Think for a sec: How many records have you applied the “'serious' or not” criteria to? How many times have you decided humor trivialized an “otherwise” good album without pondering how successful the album would’ve been without humor? Do you take it for granted that humor, especially of the irreverent variety, usually hurts not helps? Indie rock and indie-rock journalism don’t hate fun. But the Serious Question is symptomatic of a serious undervaluing of musical humor. “Funny” bands routinely tickle critics. Think of Clor, the Diableros, Exploding Hearts, the Fiery Furnaces, the Futureheads, LCD Soundsystem, Man Man, Mclusky—I’ll stop at M in my iTunes. But reviews of these bands often talk around the music’s silly or flip aspects and focus instead on serious issues like form, without considering how those elements might be related.
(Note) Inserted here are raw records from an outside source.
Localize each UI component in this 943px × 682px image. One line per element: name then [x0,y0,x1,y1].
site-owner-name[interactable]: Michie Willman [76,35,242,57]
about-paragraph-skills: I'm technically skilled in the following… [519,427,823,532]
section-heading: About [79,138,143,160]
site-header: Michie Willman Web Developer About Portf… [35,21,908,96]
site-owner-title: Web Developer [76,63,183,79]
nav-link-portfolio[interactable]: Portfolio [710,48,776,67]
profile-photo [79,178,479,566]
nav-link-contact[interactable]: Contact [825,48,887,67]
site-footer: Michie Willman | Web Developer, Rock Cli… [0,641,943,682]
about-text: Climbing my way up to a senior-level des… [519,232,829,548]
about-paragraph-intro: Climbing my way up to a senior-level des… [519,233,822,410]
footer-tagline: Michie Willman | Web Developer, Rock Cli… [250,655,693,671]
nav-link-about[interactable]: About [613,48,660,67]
If the Unicorns are innovative, it’s because they take daring risks with songwriting syntax, like sometimes playing two (2) bridges on the same track, and not because they put their entire fucking musical enterprise on the line by writing quasi-fable lyrics that aspire to total retardation. Critics shouldn’t treat humor like an ant on the watermelon; they should treat it as they do serious elements like polyrhythms. Likewise, bands who glut us with bankable voltaic structures should be challenged to challenge us more. If these changes came to pass, laughter would almost certainly reclaim its place in the scene. And the music would be loads better for it.